ALTER FUNCTION [dbo].[ArrayToTable]
(
     @InputString VARCHAR(MAX) = ''
     , @Delimitter VARCHAR(1) = ',' 
) 
RETURNS @RESULT TABLE([Position] INT IDENTITY, [Value] VARCHAR(MAX)) 
AS 
BEGIN 
    DECLARE @XML XML 
    SELECT @XML = CONVERT(XML, SQL_TEXT) 
    FROM ( 
        SELECT '<root><item>' 
            + REPLACE(@InputString, @Delimitter, '</item><item>') 
            + '</item></root>' AS SQL_TEXT 
        ) dt 

    INSERT INTO @RESULT([Value]) 
    SELECT t.col.query('.').value('.', 'VARCHAR(1000)') AS [Value] 
    FROM @XML.nodes('root/item') t(col) 
    RETURN 
END 

Can anyone think of a better/quicker way to turn a delimited string into rows? I am using a cross apply on my query to join to these results.
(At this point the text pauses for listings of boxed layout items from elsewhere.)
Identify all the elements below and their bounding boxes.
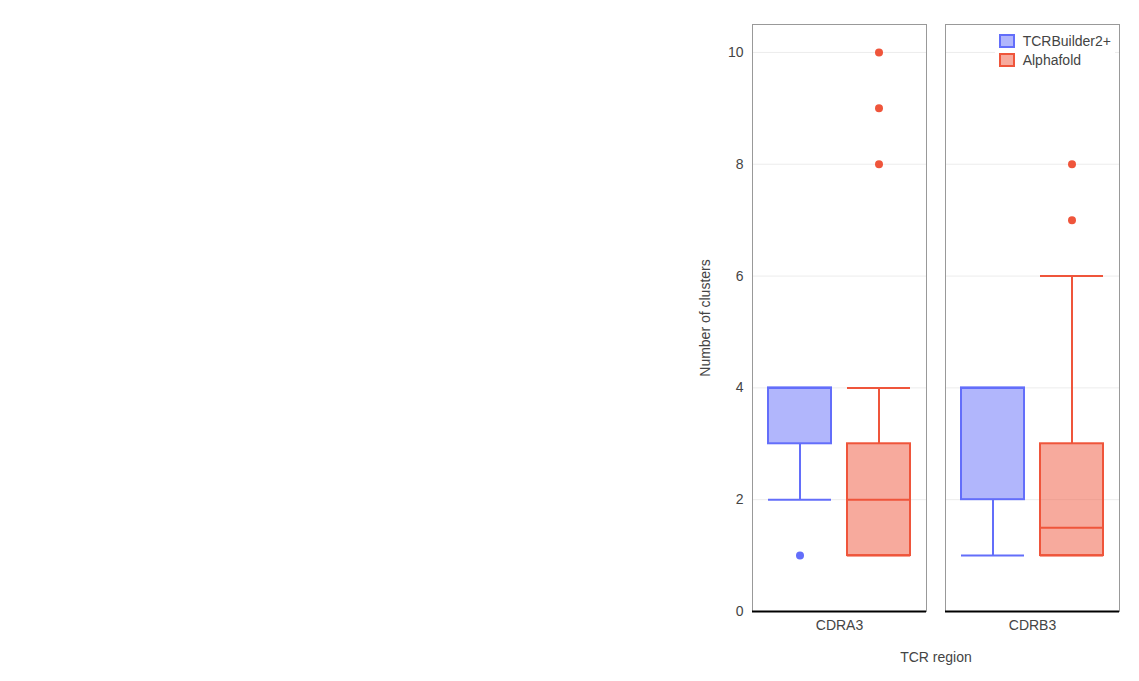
svg-text:10: 10 (728, 44, 744, 60)
svg-text:TCR region: TCR region (900, 649, 972, 665)
svg-text:2: 2 (736, 491, 744, 507)
svg-text:6: 6 (736, 268, 744, 284)
svg-text:4: 4 (736, 379, 744, 395)
svg-text:8: 8 (736, 156, 744, 172)
svg-text:Number of clusters: Number of clusters (697, 259, 713, 376)
svg-text:CDRB3: CDRB3 (1009, 617, 1057, 633)
svg-text:CDRA3: CDRA3 (816, 617, 864, 633)
html-text:Alphafold: Alphafold (1022, 52, 1082, 68)
html-text:TCRBuilder2+: TCRBuilder2+ (1022, 33, 1111, 49)
svg-text:0: 0 (736, 603, 744, 619)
Can anyone think of a more efficient method to turn delimited strings into rows?


Solution

  • Here's the most performant function I have:

    CREATE FUNCTION [Resource].[udf_SplitByXml]
          (@Data NVARCHAR(MAX), @Delimiter NVARCHAR(5))
    RETURNS @Table TABLE 
        ( Data NVARCHAR(MAX)
        , SequentialOrder INT IDENTITY(1, 1))
    AS
    BEGIN
    
        DECLARE @TextXml XML;
        SELECT @TextXml = CAST('<d>' + REPLACE(REPLACE(REPLACE(REPLACE(REPLACE(REPLACE(@Data, '&', '&amp;'), '<', '&lt;'), '>', '&gt;'), '"', '&quot;'), '''', '&apos;'), @Delimiter, '</d><d>') + '</d>' AS XML);
    
        INSERT INTO @Table (Data)
        SELECT Data = REPLACE(REPLACE(REPLACE(REPLACE(REPLACE(RTRIM(LTRIM(T.split.value('.', 'nvarchar(max)'))), '&amp;', '&'), '&lt;', '<'), '&gt;', '>'), '&quot;', '"'), '&apos;', '''')
        FROM @TextXml.nodes('/d') T(Split)
    
        RETURN
    END
    

    Here are sample calls you can use to test the results:

    SELECT * FROM Resource.udf_SplitByXml('yes, no, maybe, so', ',');
    SELECT * FROM Resource.udf_SplitByXml('who|what|where|when|why|how|Uh, I don''t know!', '|');
    SELECT * FROM Resource.udf_SplitByXml('Government, Education, Non-profit|Energy & Power|Yes|No', '|');
    SELECT * FROM Resource.udf_SplitByXml('Energy & Power|Some<Thing>Wicked''This"Way Comes', '|');
    

    Another option is to try out the CLR solution based on Adam Machanic's code that was the winner of a performance test in this blog.